O WhistleOn apoia organizações na implementação e gestão de canais de denúncias seguros, anónimos e auditáveis, alinhados com as exigências do RGPDI e com as melhores práticas de compliance.

Fale com os nossos especialistas e avalie se o canal de denúncias da sua organização está preparado para esta nova fase de atuação do MENAC.

Perguntas frequentes sobre MENAC e canal de denúncias

O que é o MENAC?

O MENAC é o Mecanismo Nacional Anticorrupção, entidade administrativa independente responsável por promover a transparência, a integridade e a efetividade das políticas de prevenção da corrupção e de infrações conexas em Portugal.

O novo Regulamento Interno do MENAC já está em vigor?

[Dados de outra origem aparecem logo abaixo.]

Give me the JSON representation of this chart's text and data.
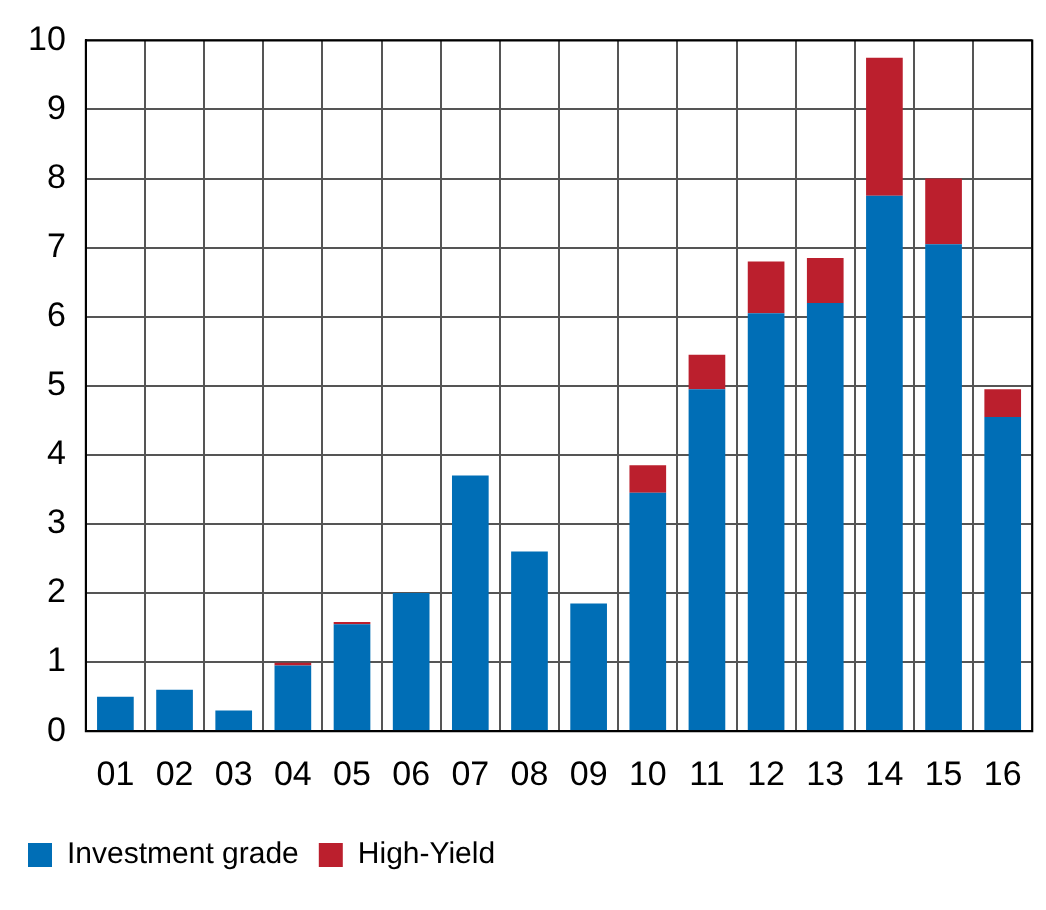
{
  "chart_data": {
    "type": "bar",
    "stacked": true,
    "categories": [
      "01",
      "02",
      "03",
      "04",
      "05",
      "06",
      "07",
      "08",
      "09",
      "10",
      "11",
      "12",
      "13",
      "14",
      "15",
      "16"
    ],
    "series": [
      {
        "name": "Investment grade",
        "color": "#006eb6",
        "values": [
          0.5,
          0.6,
          0.3,
          0.95,
          1.55,
          2.0,
          3.7,
          2.6,
          1.85,
          3.45,
          4.95,
          6.05,
          6.2,
          7.75,
          7.05,
          4.55
        ]
      },
      {
        "name": "High-Yield",
        "color": "#bb1f2d",
        "values": [
          0,
          0,
          0,
          0.04,
          0.03,
          0,
          0,
          0,
          0,
          0.4,
          0.5,
          0.75,
          0.65,
          2.0,
          0.95,
          0.4
        ]
      }
    ],
    "ylim": [
      0,
      10
    ],
    "yticks": [
      0,
      1,
      2,
      3,
      4,
      5,
      6,
      7,
      8,
      9,
      10
    ],
    "grid": true,
    "legend": "bottom left"
  }
}
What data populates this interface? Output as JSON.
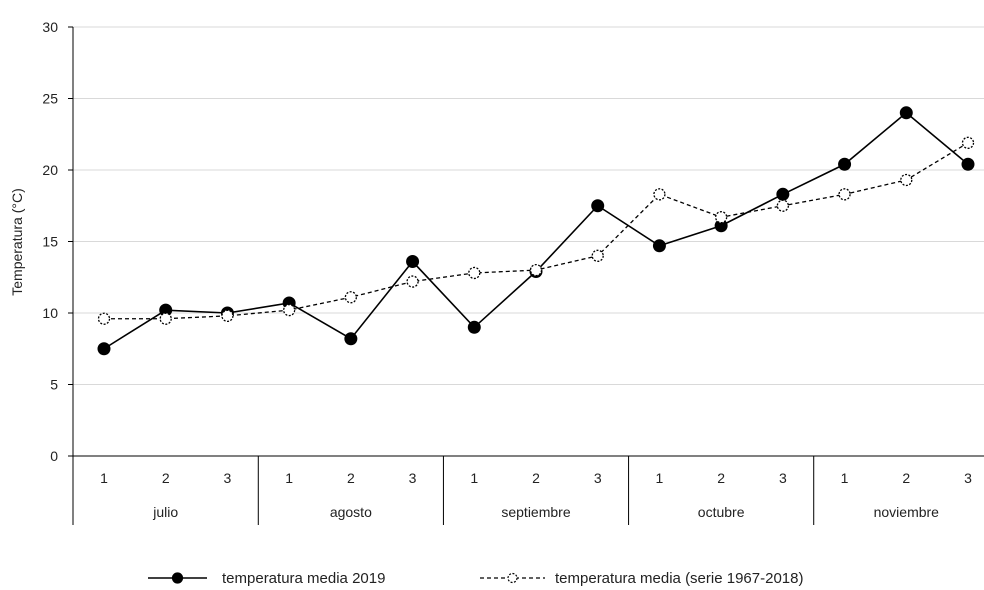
{
  "chart_data": {
    "type": "line",
    "title": "",
    "xlabel": "",
    "ylabel": "Temperatura (°C)",
    "ylim": [
      0,
      30
    ],
    "yticks": [
      0,
      5,
      10,
      15,
      20,
      25,
      30
    ],
    "grid": true,
    "legend": "bottom",
    "groups": [
      {
        "label": "julio",
        "categories": [
          "1",
          "2",
          "3"
        ]
      },
      {
        "label": "agosto",
        "categories": [
          "1",
          "2",
          "3"
        ]
      },
      {
        "label": "septiembre",
        "categories": [
          "1",
          "2",
          "3"
        ]
      },
      {
        "label": "octubre",
        "categories": [
          "1",
          "2",
          "3"
        ]
      },
      {
        "label": "noviembre",
        "categories": [
          "1",
          "2",
          "3"
        ]
      }
    ],
    "series": [
      {
        "name": "temperatura media 2019",
        "style": "solid",
        "marker": "filled-circle",
        "values": [
          7.5,
          10.2,
          10.0,
          10.7,
          8.2,
          13.6,
          9.0,
          12.9,
          17.5,
          14.7,
          16.1,
          18.3,
          20.4,
          24.0,
          20.4
        ]
      },
      {
        "name": "temperatura media (serie 1967-2018)",
        "style": "dashed",
        "marker": "open-circle",
        "values": [
          9.6,
          9.6,
          9.8,
          10.2,
          11.1,
          12.2,
          12.8,
          13.0,
          14.0,
          18.3,
          16.7,
          17.5,
          18.3,
          19.3,
          21.9
        ]
      }
    ],
    "colors": {
      "line": "#000000",
      "grid": "#d9d9d9",
      "axis": "#000000"
    }
  }
}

O Aviso n.º 15887/2026/2 publicou o projeto do Regulamento Interno do MENAC e submeteu-o a consulta pública. A versão final deverá ser aprovada e publicada nos termos legais aplicáveis.

O MENAC pode fiscalizar o canal de denúncias?

Sim. O projeto atribui à Unidade de Fiscalização e Contraordenações competências relacionadas com o RGPC e com o RGPDI, incluindo matérias contraordenacionais ligadas ao Regime Geral de Proteção de Denunciantes de Infrações.

Uma denúncia pode originar fiscalização sem comunicação prévia?

O projeto prevê situações em que não há lugar a comunicação prévia, incluindo quando a instauração do processo resulte de participação ou denúncia apresentada nos termos legais, ou quando o conhecimento prévio possa comprometer o objetivo da ação.

O que uma empresa deve garantir no seu canal de denúncias?

A empresa deve garantir segurança, confidencialidade, controlo de acessos, rastreabilidade, gestão de prazos, tratamento adequado das denúncias, proteção de dados e capacidade de demonstrar as medidas adotadas.